Solving a 25-year-old genetic puzzle
I hope your week is off to a great start! The past few days, I’ve been digging into the Spinocerebellar ataxia type 4 (SCA4) literature, inspired by a new Nature Genetics paper on the successful mapping of the causative gene and mutation underlying SCA4. I've read this work last year when it was preprinted and tweeted about it. I've mentioned this preprint in a couple of my past substack posts in relation to long-read sequencing, and discussed it in the Genetics podcast with Patrick Short. But rereading the paper in its final published form helped me see that there are more interesting things buried in the SCA4 literature, which I didn't notice before.
My interest in the repeat expansion-related neurodegenerative diseases has been growing recently, as there are currently many active efforts in the field to develop therapeutics for these conditions. With the recent advancements such as long-read sequencing, single-cell sequencing etc., researchers are beginning to understand the molecular mechanisms underlying neurodegeneration (for example, cell type specific somatic expansions of repeats and how they kill the striatal neurons in Huntington's disease) and ways to prevent them (for example, targeting DNA repair genes to halt the pathological repeat expansion). So, I might be digging more into the repeat-expansion literature in the near future.
The fact about SCA4 that caught my attention was that its cause remained a mystery for more than 25 years due to high complexity of the SCA4 locus (16q22.1), and then long-read sequencing technology helped scientists to identify the disease gene (ZFHX3) and mutation (expanded GGC repeats). But there is more to the story.

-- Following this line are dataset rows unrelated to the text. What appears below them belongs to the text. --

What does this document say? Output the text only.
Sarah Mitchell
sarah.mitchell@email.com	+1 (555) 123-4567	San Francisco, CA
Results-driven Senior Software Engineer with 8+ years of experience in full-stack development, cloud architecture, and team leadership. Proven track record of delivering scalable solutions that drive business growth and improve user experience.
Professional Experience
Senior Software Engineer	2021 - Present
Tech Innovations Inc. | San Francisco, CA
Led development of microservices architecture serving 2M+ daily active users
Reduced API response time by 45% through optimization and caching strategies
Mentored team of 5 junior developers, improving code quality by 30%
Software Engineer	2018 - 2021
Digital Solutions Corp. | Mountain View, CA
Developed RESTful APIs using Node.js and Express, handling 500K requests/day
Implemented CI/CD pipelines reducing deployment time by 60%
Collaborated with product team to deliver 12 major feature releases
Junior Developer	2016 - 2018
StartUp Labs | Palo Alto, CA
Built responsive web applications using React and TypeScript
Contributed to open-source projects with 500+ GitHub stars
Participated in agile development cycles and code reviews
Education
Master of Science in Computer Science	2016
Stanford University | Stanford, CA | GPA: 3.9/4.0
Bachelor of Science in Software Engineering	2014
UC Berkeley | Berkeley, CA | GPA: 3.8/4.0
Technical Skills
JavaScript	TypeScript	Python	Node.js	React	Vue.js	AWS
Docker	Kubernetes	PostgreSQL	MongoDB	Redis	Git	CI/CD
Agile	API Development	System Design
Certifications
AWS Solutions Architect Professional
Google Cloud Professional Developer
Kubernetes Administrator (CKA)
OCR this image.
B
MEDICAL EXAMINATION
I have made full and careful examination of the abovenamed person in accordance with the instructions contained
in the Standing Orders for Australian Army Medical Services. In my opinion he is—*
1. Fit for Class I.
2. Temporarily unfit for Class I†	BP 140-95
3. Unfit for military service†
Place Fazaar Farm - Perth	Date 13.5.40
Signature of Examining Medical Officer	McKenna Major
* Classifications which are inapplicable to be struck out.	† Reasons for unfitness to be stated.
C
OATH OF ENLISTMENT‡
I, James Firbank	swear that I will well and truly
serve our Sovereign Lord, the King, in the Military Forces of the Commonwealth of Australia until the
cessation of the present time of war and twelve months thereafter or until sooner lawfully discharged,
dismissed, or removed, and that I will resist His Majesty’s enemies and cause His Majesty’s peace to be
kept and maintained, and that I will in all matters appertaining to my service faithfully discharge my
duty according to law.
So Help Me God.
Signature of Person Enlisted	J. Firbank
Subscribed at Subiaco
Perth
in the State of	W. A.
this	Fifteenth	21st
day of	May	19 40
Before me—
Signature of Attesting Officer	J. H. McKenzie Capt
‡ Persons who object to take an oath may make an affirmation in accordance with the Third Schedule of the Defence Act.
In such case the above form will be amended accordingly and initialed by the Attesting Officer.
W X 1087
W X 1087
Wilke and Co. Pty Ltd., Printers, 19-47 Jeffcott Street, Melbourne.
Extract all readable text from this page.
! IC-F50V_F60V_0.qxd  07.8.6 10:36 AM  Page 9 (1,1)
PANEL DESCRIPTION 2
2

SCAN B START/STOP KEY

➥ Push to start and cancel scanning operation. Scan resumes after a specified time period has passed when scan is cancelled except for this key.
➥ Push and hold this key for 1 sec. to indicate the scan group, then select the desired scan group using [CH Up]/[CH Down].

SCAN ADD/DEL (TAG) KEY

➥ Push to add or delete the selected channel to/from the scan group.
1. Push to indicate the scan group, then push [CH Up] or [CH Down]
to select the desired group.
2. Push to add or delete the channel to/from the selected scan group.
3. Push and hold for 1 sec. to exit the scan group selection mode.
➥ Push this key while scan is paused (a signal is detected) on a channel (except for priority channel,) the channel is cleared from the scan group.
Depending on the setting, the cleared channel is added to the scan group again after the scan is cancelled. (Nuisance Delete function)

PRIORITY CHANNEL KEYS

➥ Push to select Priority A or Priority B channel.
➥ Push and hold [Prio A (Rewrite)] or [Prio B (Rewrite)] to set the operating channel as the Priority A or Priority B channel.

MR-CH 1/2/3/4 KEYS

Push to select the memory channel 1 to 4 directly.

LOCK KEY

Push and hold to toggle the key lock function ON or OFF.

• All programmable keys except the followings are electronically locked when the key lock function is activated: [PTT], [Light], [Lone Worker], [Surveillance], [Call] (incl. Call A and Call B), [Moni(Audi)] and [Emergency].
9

At least four independent groups have successfully mapped the GGC repeat expansion in ZFHX3 to SCA4: one group from the University of Utah (where the index family was first documented in 1994, the linkage to 16q22.1 was mapped in 1996, and the ataxia was officially labelled as type 4), two groups from Sweden (one from the Lund University and the other from Karolinska Institute) where the pathogenic mutation was believed to be born in some family in Southern Sweden, possibly in the early 19th century. And the last group of researchers were from University College London and University of California.